AUTOR: Francisco Varkala | Redação
Não deu outra: diante de sua torcida, o Corinthians conseguiu segurar o Palmeiras e, com requintes de crueldade, manteve o zero a zero no placar do começo ao fim.
O jogo permaneceria tão inócuo quanto começou não fossem pequenos bons momentos de inspiração. O mais destacável, curiosamente, do Corinthians, no primeiro tempo: em chute de fora, Garro acertou a trave direita de Weverton.
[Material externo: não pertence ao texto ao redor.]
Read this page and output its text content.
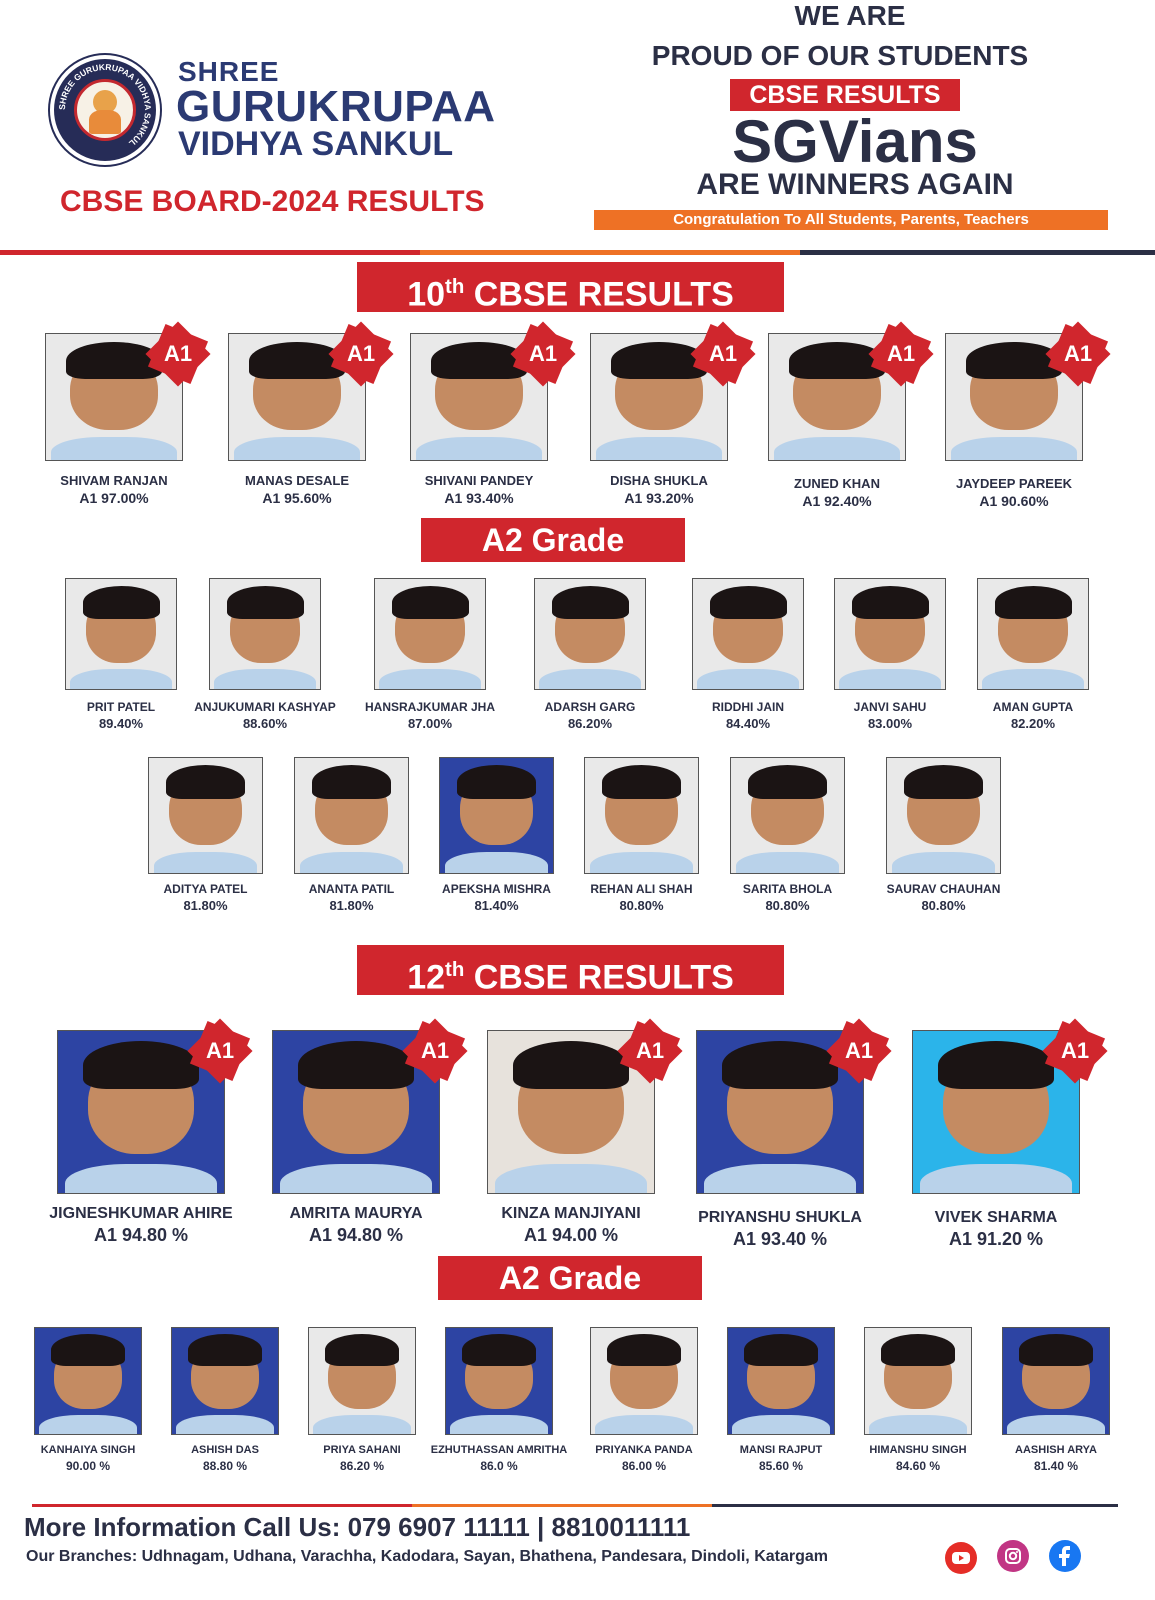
SHREE GURUKRUPAA VIDHYA SANKUL
SHREE
GURUKRUPAA
VIDHYA SANKUL
CBSE BOARD-2024 RESULTS
WE ARE
PROUD OF OUR STUDENTS
CBSE RESULTS
SGVians
ARE WINNERS AGAIN
Congratulation To All Students, Parents, Teachers
10th CBSE RESULTS
A1
SHIVAM RANJAN
A1 97.00%
A1
MANAS DESALE
A1 95.60%
A1
SHIVANI PANDEY
A1 93.40%
A1
DISHA SHUKLA
A1 93.20%
A1
ZUNED KHAN
A1 92.40%
A1
JAYDEEP PAREEK
A1 90.60%
A2 Grade
PRIT PATEL
89.40%
ANJUKUMARI KASHYAP
88.60%
HANSRAJKUMAR JHA
87.00%
ADARSH GARG
86.20%
RIDDHI JAIN
84.40%
JANVI SAHU
83.00%
AMAN GUPTA
82.20%
ADITYA PATEL
81.80%
ANANTA PATIL
81.80%
APEKSHA MISHRA
81.40%
REHAN ALI SHAH
80.80%
SARITA BHOLA
80.80%
SAURAV CHAUHAN
80.80%
12th CBSE RESULTS
A1
JIGNESHKUMAR AHIRE
A1 94.80 %
A1
AMRITA MAURYA
A1 94.80 %
A1
KINZA MANJIYANI
A1 94.00 %
A1
PRIYANSHU SHUKLA
A1 93.40 %
A1
VIVEK SHARMA
A1 91.20 %
A2 Grade
KANHAIYA SINGH
90.00 %
ASHISH DAS
88.80 %
PRIYA SAHANI
86.20 %
EZHUTHASSAN AMRITHA
86.0 %
PRIYANKA PANDA
86.00 %
MANSI RAJPUT
85.60 %
HIMANSHU SINGH
84.60 %
AASHISH ARYA
81.40 %
More Information Call Us: 079 6907 11111 | 8810011111
Our Branches: Udhnagam, Udhana, Varachha, Kadodara, Sayan, Bhathena, Pandesara, Dindoli, Katargam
Nessa fase, o jogo era definido na transmissão como “estudado”. E não poderia ser por menos; o Corinthians, reativo, não precisaria se expôr; e o Palmeiras, sem conseguir se postar no meio campo – mesmo com a dupla de cabeças de área montada por Abel Ferreira -, assistia ao rival comandando as ações.
O lance capital da partida viria aos 30 minutos do segundo tempo. Em saída em velocidade de Vitor Roque, o já amarelado Félix Torres se atira para impedir a chance de gol. Sem cartões para o zagueiro, que, com mais um amarelo, seria expulso.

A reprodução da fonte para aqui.